Excuses of indekking?
Wat me trof, was niet alleen de slordigheid van het incident. Juist de toon en inhoud maakten indruk. BNNVARA had mij eerder laten weten dat men het “beter anders had kunnen doen”. Er waren excuses aangeboden. Toch laten de interne mails iets anders zien. Men staat nog steeds achter de eigen werkwijze. Het oordeel van de Ombudsman lijkt vooral te worden gezien als een hinderlijke tik op de vingers.

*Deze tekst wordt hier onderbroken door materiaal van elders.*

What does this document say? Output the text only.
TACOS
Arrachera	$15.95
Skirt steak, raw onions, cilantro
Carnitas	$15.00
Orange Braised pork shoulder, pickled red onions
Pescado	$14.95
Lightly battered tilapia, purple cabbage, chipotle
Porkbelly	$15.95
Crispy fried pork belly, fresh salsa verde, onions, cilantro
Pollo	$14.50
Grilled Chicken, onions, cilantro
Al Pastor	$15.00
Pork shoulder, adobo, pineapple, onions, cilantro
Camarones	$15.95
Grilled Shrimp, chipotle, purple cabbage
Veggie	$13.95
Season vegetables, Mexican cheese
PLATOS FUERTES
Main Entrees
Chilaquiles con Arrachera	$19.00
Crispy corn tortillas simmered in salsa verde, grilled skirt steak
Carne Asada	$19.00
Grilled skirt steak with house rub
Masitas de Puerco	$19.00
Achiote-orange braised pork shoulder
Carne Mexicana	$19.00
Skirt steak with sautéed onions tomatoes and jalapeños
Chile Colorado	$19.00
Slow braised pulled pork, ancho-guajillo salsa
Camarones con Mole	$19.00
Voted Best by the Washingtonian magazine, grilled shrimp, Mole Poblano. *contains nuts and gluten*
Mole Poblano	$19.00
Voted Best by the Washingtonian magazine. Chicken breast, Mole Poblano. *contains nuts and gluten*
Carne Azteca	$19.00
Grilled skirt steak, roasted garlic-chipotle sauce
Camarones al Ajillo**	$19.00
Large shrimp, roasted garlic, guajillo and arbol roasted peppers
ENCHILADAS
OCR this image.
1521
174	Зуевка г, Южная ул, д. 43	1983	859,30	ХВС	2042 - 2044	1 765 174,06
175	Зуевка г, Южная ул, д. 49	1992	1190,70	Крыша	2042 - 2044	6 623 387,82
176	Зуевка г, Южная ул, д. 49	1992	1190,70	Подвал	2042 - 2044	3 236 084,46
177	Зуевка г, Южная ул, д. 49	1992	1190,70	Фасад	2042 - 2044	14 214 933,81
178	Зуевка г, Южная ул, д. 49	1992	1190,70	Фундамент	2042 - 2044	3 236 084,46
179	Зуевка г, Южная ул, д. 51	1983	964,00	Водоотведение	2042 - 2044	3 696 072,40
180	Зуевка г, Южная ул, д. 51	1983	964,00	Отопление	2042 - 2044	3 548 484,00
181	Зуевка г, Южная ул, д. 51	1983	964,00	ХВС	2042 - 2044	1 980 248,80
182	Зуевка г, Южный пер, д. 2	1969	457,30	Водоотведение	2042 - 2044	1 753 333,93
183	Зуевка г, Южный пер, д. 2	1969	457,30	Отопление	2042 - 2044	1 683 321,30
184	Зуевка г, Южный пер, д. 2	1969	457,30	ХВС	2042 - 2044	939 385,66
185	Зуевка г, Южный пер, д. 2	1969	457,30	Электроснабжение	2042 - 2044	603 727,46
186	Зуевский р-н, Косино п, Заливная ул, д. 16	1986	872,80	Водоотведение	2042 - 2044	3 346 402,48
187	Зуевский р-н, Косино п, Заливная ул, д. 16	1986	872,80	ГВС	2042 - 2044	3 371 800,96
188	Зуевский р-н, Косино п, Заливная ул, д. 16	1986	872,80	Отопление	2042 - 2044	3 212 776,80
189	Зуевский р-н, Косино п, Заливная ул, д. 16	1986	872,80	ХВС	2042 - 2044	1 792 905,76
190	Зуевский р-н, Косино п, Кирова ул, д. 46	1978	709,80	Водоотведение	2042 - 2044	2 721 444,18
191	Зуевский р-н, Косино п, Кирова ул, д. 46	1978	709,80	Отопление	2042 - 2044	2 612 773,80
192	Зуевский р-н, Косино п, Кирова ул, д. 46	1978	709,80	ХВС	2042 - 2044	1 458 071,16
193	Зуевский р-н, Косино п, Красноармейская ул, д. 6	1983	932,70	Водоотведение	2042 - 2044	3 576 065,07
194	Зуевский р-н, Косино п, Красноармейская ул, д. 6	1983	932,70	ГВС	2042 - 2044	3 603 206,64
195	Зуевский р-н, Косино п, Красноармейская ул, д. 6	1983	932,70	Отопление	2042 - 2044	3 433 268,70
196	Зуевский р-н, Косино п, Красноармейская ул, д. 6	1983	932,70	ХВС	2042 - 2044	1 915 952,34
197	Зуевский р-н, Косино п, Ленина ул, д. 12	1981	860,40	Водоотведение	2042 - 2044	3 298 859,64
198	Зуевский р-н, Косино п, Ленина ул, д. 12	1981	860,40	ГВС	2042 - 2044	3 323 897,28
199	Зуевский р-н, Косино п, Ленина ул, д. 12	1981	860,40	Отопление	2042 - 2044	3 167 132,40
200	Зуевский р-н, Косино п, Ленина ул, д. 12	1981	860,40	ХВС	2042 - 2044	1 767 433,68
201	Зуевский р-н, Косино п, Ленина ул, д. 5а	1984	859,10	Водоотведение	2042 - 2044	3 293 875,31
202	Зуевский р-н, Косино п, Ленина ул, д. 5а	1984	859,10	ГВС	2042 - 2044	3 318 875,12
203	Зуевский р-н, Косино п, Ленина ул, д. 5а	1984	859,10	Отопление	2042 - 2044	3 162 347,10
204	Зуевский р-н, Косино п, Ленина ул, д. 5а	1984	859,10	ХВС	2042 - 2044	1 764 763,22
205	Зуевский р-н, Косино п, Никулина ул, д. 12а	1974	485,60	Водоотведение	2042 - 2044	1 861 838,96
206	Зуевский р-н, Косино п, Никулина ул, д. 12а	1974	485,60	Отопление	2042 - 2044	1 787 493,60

In plaats van echte reflectie, kiest men blijkbaar voor heronderhandeling. Daardoor krijgen de excuses een procedureel karakter. Ze lijken bedoeld om schade te beperken. Niet om werkelijk verantwoordelijkheid te nemen. En juist dat bevestigt het probleem dat ik eerder beschreef: de machtsongelijkheid tussen redactie en bron. En het gebrek aan verantwoording.
De rol van de Ombudsman verdient bescherming

De Ombudsman is geen rechter, en haar oordeel is niet bindend. Toch maakt juist dat haar positie waardevol. Ze biedt een journalistieke norm buiten juridische kaders. Een spiegel voor publieke redacties. Onafhankelijk. Vasthoudend. En met lef.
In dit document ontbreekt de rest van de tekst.